Mayra tells me that Karla loves singing and dancing, and helps a little in the family business so she can learn to make pottery. Mom says, she's very mischievous, loves getting wet in the rain and doing her makeup with many friends. She's indeed an extrovert and outgoing when once gave 'V' hand gesture as genuinely happy seeing me. I'd not be surprised if she was in a paint party to end up like an exploded bomb!


Last year, I gave Karla to do something creative – Origami, the art of paper-folding. It's just what she wanted and mom said, "thank you so much for your origami advice. She loves it."

Here are the instructions if you like to give it a go..

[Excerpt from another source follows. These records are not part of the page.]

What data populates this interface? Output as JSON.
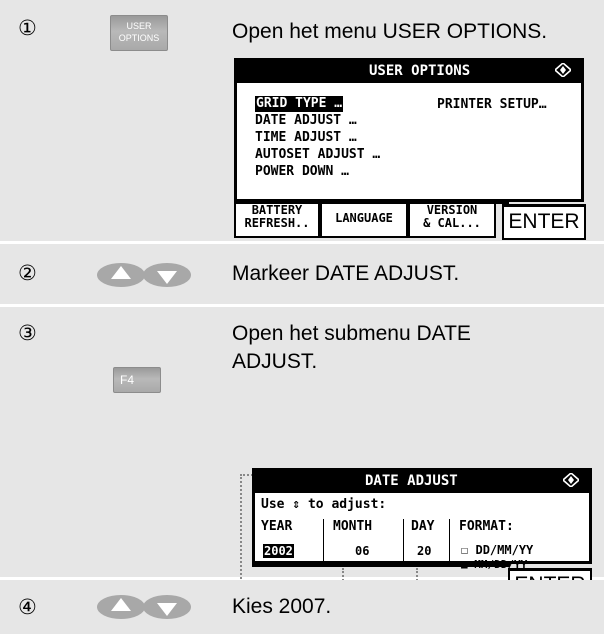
{
  "steps": [
    {
      "number": "①",
      "key": "USER OPTIONS",
      "key_lines": [
        "USER",
        "OPTIONS"
      ],
      "text": "Open het menu USER OPTIONS.",
      "screen": {
        "title": "USER OPTIONS",
        "indicator": "◇",
        "items": [
          "GRID TYPE …",
          "DATE ADJUST …",
          "TIME ADJUST …",
          "AUTOSET ADJUST …",
          "POWER DOWN …"
        ],
        "selected_item": "GRID TYPE …",
        "right_item": "PRINTER  SETUP…",
        "softkeys": [
          "BATTERY REFRESH..",
          "LANGUAGE",
          "VERSION & CAL...",
          "ENTER"
        ],
        "softkey_lines": [
          [
            "BATTERY",
            "REFRESH.."
          ],
          [
            "LANGUAGE"
          ],
          [
            "VERSION",
            "& CAL..."
          ],
          [
            "ENTER"
          ]
        ]
      }
    },
    {
      "number": "②",
      "key": "up-down-arrows",
      "text": "Markeer DATE ADJUST."
    },
    {
      "number": "③",
      "key": "F4",
      "text_lines": [
        "Open het submenu DATE",
        "ADJUST."
      ],
      "screen": {
        "title": "DATE ADJUST",
        "indicator": "◇",
        "instruction": "Use ⇕ to adjust:",
        "columns": [
          "YEAR",
          "MONTH",
          "DAY",
          "FORMAT:"
        ],
        "values": {
          "year": "2002",
          "month": "06",
          "day": "20"
        },
        "selected_value": "2002",
        "formats": [
          {
            "label": "DD/MM/YY",
            "checked": false
          },
          {
            "label": "MM/DD/YY",
            "checked": true
          }
        ],
        "softkey": "ENTER"
      }
    },
    {
      "number": "④",
      "key": "up-down-arrows",
      "text": "Kies 2007."
    }
  ],
  "colors": {
    "row_background": "#e6e6e6",
    "key_gray": "#b0b0b0",
    "arrow_gray": "#a8a8a8"
  },
  "checkbox": {
    "unchecked": "☐",
    "checked": "■"
  }
}
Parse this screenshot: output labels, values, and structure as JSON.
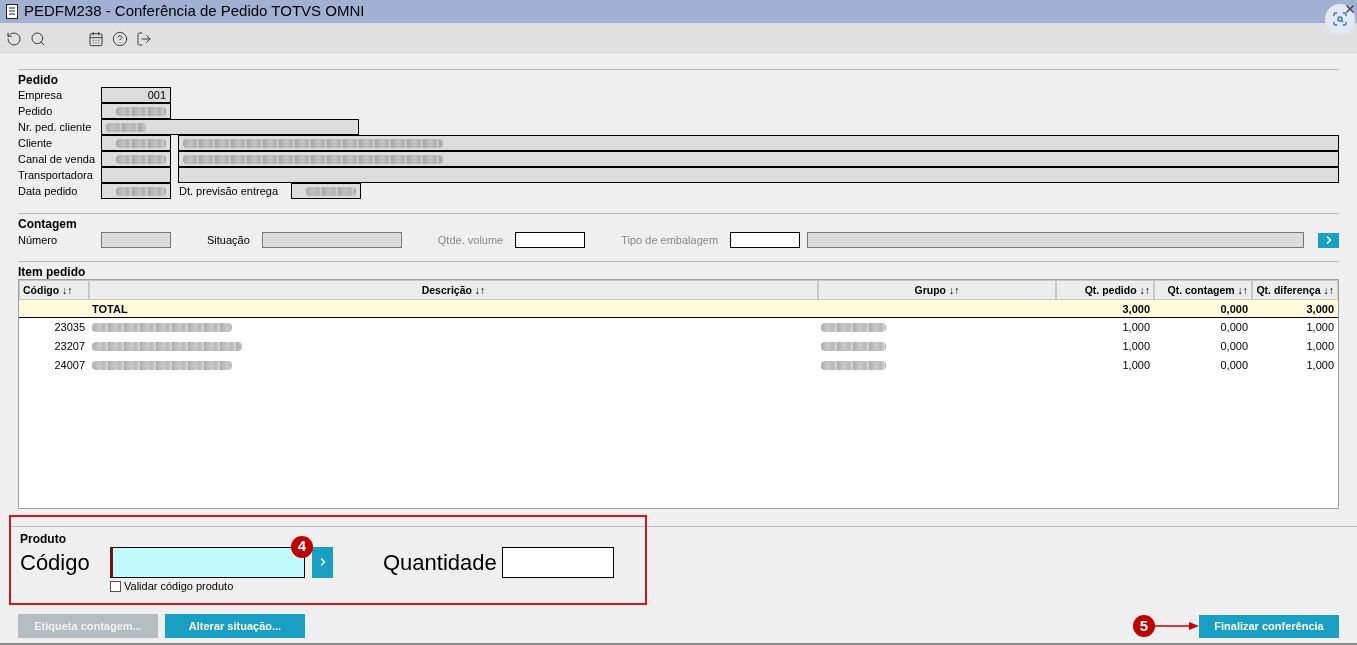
{
  "window": {
    "title": "PEDFM238 - Conferência de Pedido TOTVS OMNI"
  },
  "toolbar": [
    {
      "kind": "undo"
    },
    {
      "kind": "search"
    },
    {
      "kind": "gap"
    },
    {
      "kind": "calendar"
    },
    {
      "kind": "help"
    },
    {
      "kind": "exit"
    }
  ],
  "pedido": {
    "title": "Pedido",
    "rows": [
      {
        "label": "Empresa",
        "fields": [
          {
            "kind": "short",
            "value": "001",
            "redacted": false
          }
        ]
      },
      {
        "label": "Pedido",
        "fields": [
          {
            "kind": "short",
            "redacted": true
          }
        ]
      },
      {
        "label": "Nr. ped. cliente",
        "fields": [
          {
            "kind": "medium",
            "redacted": true
          }
        ]
      },
      {
        "label": "Cliente",
        "fields": [
          {
            "kind": "short",
            "redacted": true
          },
          {
            "kind": "full",
            "redacted": true
          }
        ]
      },
      {
        "label": "Canal de venda",
        "fields": [
          {
            "kind": "short",
            "redacted": true
          },
          {
            "kind": "full",
            "redacted": true
          }
        ]
      },
      {
        "label": "Transportadora",
        "fields": [
          {
            "kind": "short",
            "redacted": false
          },
          {
            "kind": "full",
            "redacted": false
          }
        ]
      },
      {
        "label": "Data pedido",
        "fields": [
          {
            "kind": "short",
            "redacted": true
          },
          {
            "kind": "label",
            "text": "Dt. previsão entrega"
          },
          {
            "kind": "short",
            "redacted": true
          }
        ]
      }
    ]
  },
  "contagem": {
    "title": "Contagem",
    "items": [
      {
        "label": "Número",
        "disabled": false,
        "fields": [
          {
            "kind": "short",
            "editable": false
          }
        ]
      },
      {
        "label": "Situação",
        "disabled": false,
        "fields": [
          {
            "kind": "medium",
            "editable": false
          }
        ]
      },
      {
        "label": "Qtde. volume",
        "disabled": true,
        "fields": [
          {
            "kind": "short",
            "editable": true
          }
        ]
      },
      {
        "label": "Tipo de embalagem",
        "disabled": true,
        "fields": [
          {
            "kind": "short",
            "editable": true
          },
          {
            "kind": "fill",
            "editable": false
          }
        ]
      }
    ]
  },
  "item_pedido": {
    "title": "Item pedido",
    "columns": [
      {
        "label": "Código ↓↑"
      },
      {
        "label": "Descrição ↓↑"
      },
      {
        "label": "Grupo ↓↑"
      },
      {
        "label": "Qt. pedido ↓↑"
      },
      {
        "label": "Qt. contagem ↓↑"
      },
      {
        "label": "Qt. diferença ↓↑"
      }
    ],
    "total": {
      "label": "TOTAL",
      "qt_pedido": "3,000",
      "qt_contagem": "0,000",
      "qt_diferenca": "3,000"
    },
    "rows": [
      {
        "codigo": "23035",
        "qt_pedido": "1,000",
        "qt_contagem": "0,000",
        "qt_diferenca": "1,000"
      },
      {
        "codigo": "23207",
        "qt_pedido": "1,000",
        "qt_contagem": "0,000",
        "qt_diferenca": "1,000"
      },
      {
        "codigo": "24007",
        "qt_pedido": "1,000",
        "qt_contagem": "0,000",
        "qt_diferenca": "1,000"
      }
    ]
  },
  "produto": {
    "title": "Produto",
    "codigo_label": "Código",
    "codigo_focused": true,
    "quantidade_label": "Quantidade",
    "checkbox": {
      "label": "Validar código produto",
      "checked": false
    },
    "callout": "4"
  },
  "buttons": [
    {
      "label": "Etiqueta contagem...",
      "disabled": true
    },
    {
      "label": "Alterar situação...",
      "disabled": false
    }
  ],
  "finalizar": {
    "label": "Finalizar conferência",
    "disabled": false,
    "callout": "5"
  }
}
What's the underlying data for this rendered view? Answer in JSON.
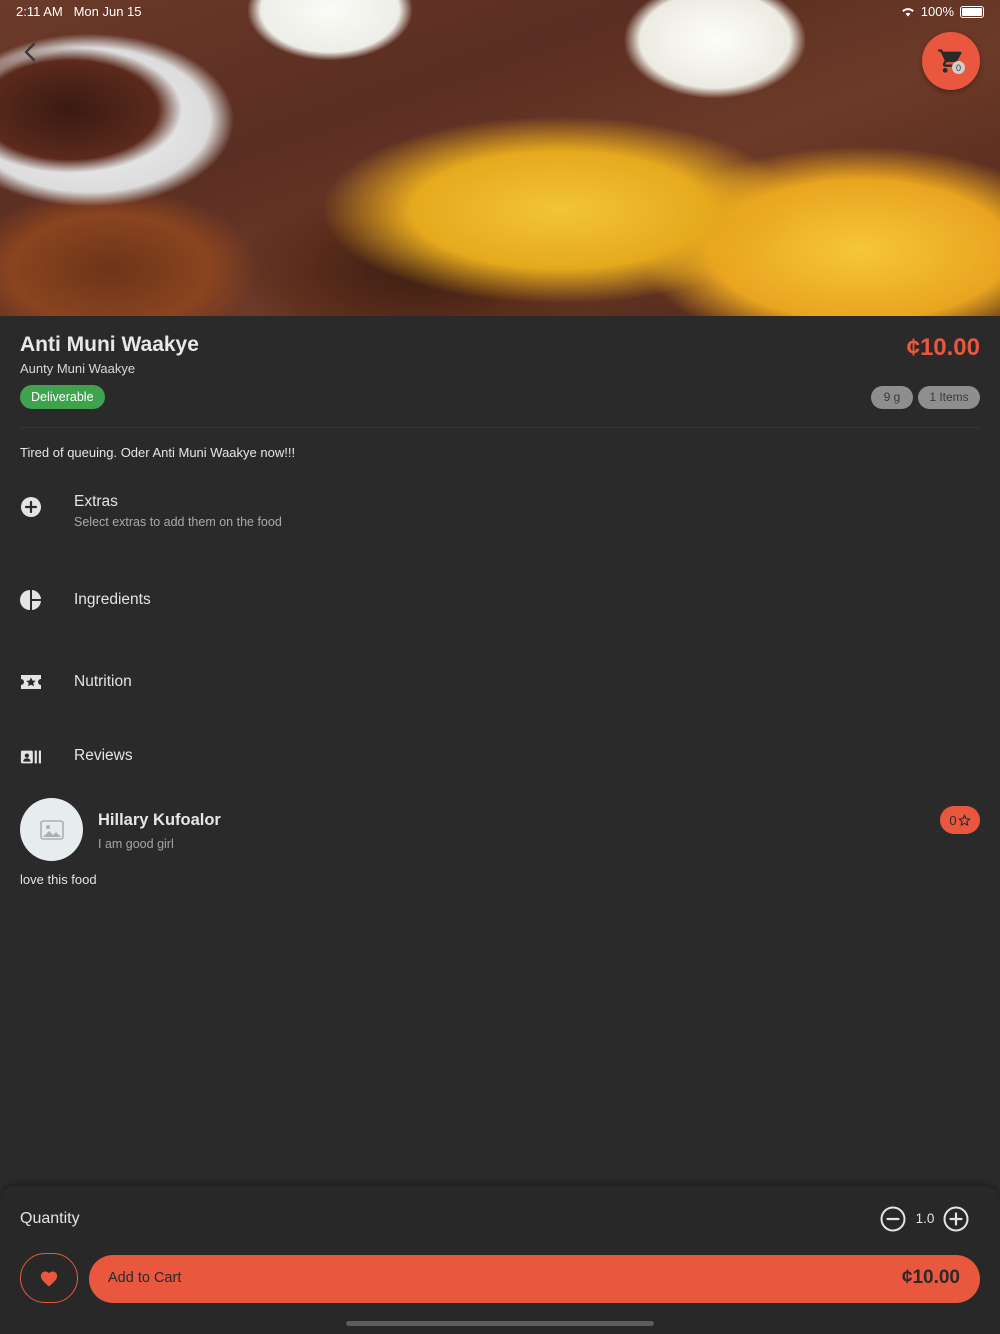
{
  "status_bar": {
    "time": "2:11 AM",
    "date": "Mon Jun 15",
    "battery": "100%"
  },
  "cart": {
    "count": "0"
  },
  "food": {
    "title": "Anti Muni Waakye",
    "restaurant": "Aunty Muni Waakye",
    "deliverable_label": "Deliverable",
    "price": "¢10.00",
    "weight": "9 g",
    "items": "1 Items",
    "description": "Tired of queuing. Oder Anti Muni Waakye now!!!"
  },
  "sections": {
    "extras": {
      "title": "Extras",
      "subtitle": "Select extras to add them on the food"
    },
    "ingredients": {
      "title": "Ingredients"
    },
    "nutrition": {
      "title": "Nutrition"
    },
    "reviews": {
      "title": "Reviews"
    }
  },
  "review": {
    "name": "Hillary Kufoalor",
    "bio": "I am good girl",
    "rating": "0",
    "text": "love this food"
  },
  "bottom": {
    "quantity_label": "Quantity",
    "quantity": "1.0",
    "add_to_cart_label": "Add to Cart",
    "total": "¢10.00"
  },
  "colors": {
    "accent": "#e9573f",
    "background": "#2a2a2a",
    "deliverable": "#3fa34d"
  },
  "icons": {
    "back": "chevron-left-icon",
    "cart": "shopping-cart-icon",
    "extras": "add-circle-icon",
    "ingredients": "pie-chart-icon",
    "nutrition": "ticket-star-icon",
    "reviews": "reviews-icon",
    "avatar": "image-placeholder-icon",
    "rating": "star-outline-icon",
    "minus": "minus-circle-icon",
    "plus": "plus-circle-icon",
    "favorite": "heart-icon"
  }
}
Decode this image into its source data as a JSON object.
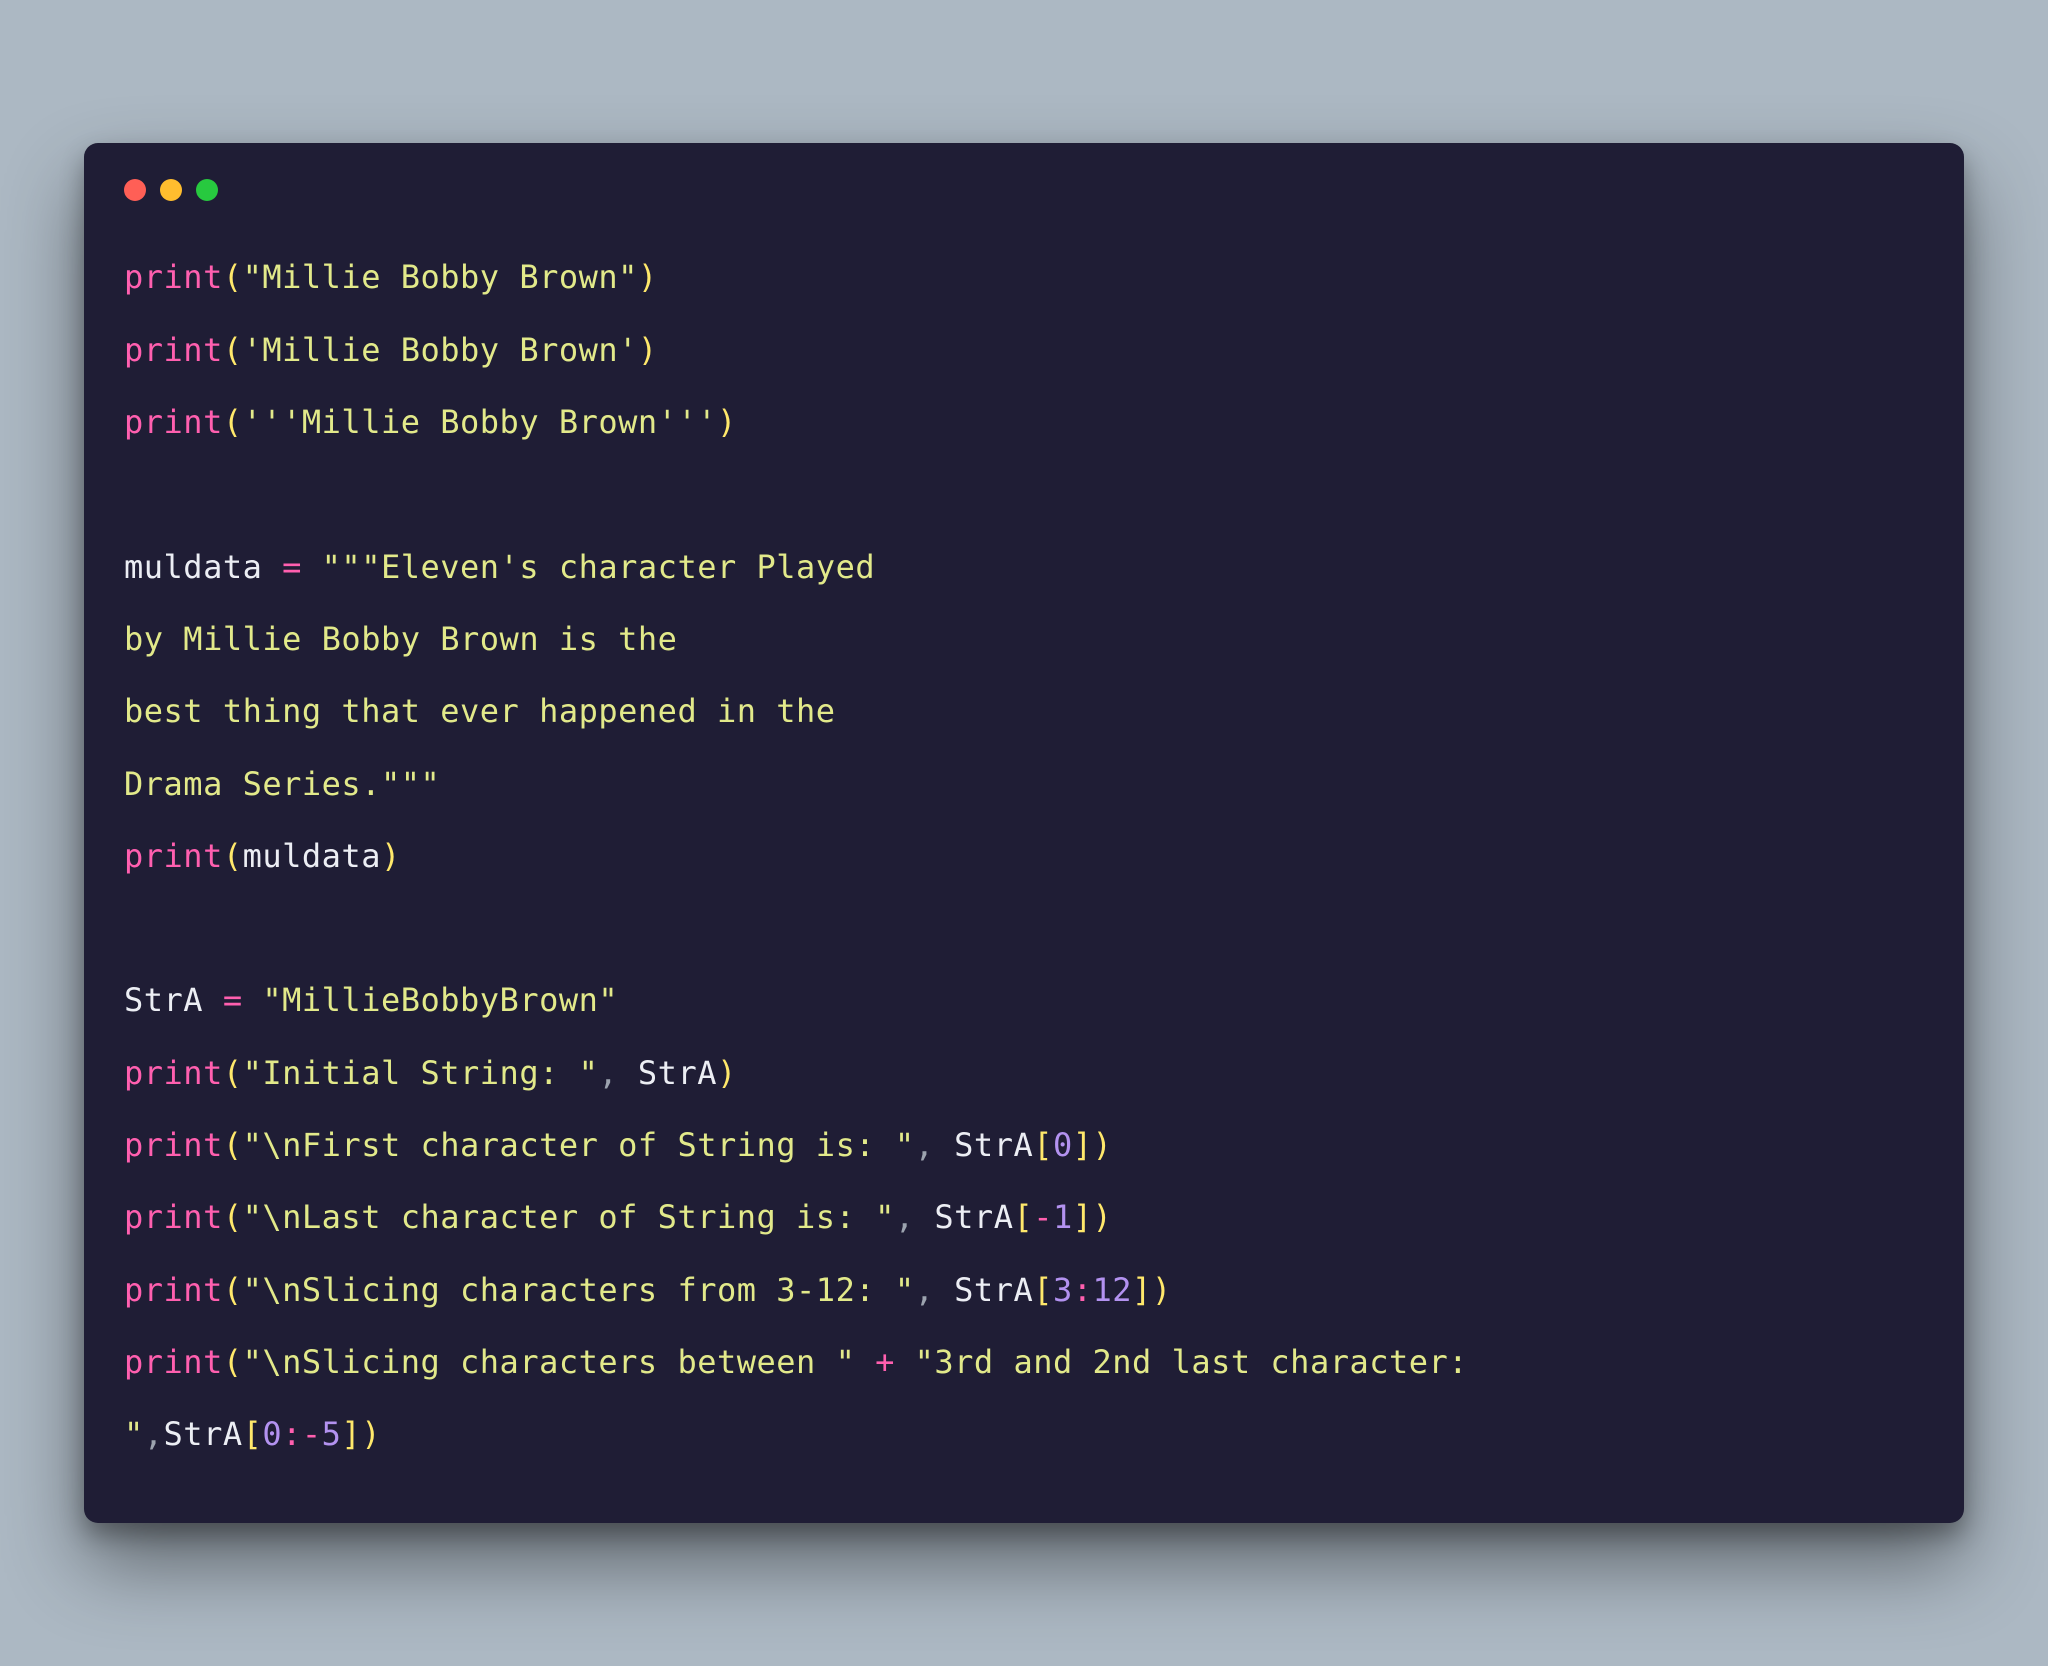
{
  "window": {
    "traffic": {
      "red": "#ff5f56",
      "yellow": "#ffbd2e",
      "green": "#27c93f"
    }
  },
  "code": {
    "t_print": "print",
    "lp": "(",
    "rp": ")",
    "lb": "[",
    "rb": "]",
    "eq": " = ",
    "plus": " + ",
    "colon": ":",
    "comma": ", ",
    "comma_ns": ",",
    "neg": "-",
    "l1_str": "\"Millie Bobby Brown\"",
    "l2_str": "'Millie Bobby Brown'",
    "l3_str": "'''Millie Bobby Brown'''",
    "l5_id": "muldata",
    "l5_str": "\"\"\"Eleven's character Played",
    "l6_str": "by Millie Bobby Brown is the",
    "l7_str": "best thing that ever happened in the",
    "l8_str": "Drama Series.\"\"\"",
    "l9_arg": "muldata",
    "l11_id": "StrA",
    "l11_str": "\"MillieBobbyBrown\"",
    "l12_str": "\"Initial String: \"",
    "l12_arg": "StrA",
    "l13_str": "\"\\nFirst character of String is: \"",
    "l13_arg": "StrA",
    "l13_idx": "0",
    "l14_str": "\"\\nLast character of String is: \"",
    "l14_arg": "StrA",
    "l14_idx": "1",
    "l15_str": "\"\\nSlicing characters from 3-12: \"",
    "l15_arg": "StrA",
    "l15_a": "3",
    "l15_b": "12",
    "l16_strA": "\"\\nSlicing characters between \"",
    "l16_strB": "\"3rd and 2nd last character: ",
    "l17_strC": "\"",
    "l17_arg": "StrA",
    "l17_a": "0",
    "l17_b": "5"
  }
}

(1) find a piece of rectangular shaped paper, (2) fold it in half like a greeting card, (3) turn it 90 degrees clockwise, (4) bring two top corners towards you to make the equal sized 2 triangles in the middle, (5) fold the top half of the strip over the triangles, (6) turn the whole thing over, (7) fold the other half over the big triangle, (8) open the hat and fold it flat-down to make a square, (9) fold the top triangle diagonally over, (10) turn the whole thing over, (11) fold the other triangle diagonally over, (12) open the hat and fold it flat-down again to make a square, (13) hold it upright from both hands, and stretch open two outer edges fully, (14) open the base underneath slightly and place it on a level surface.

enjoy!

Comments

  1. I'm ready to try this! (What does it make?). What a creative thing for a child to do.

    July 10, 2022

    ReplyDelete
  2. I first learned this origami around the same age as Karla, remarkable you still know how to make it by memory. It's a type of creative therapy (more about at www.thejapaneseshop.co.uk/blog/japanese-origami-creative-therapy). I've asked a few children to try this out (example added to media), hope the steps make sense :-)

    July 10, 2022

    ReplyDelete
  3. How great that she liked your origami lesson!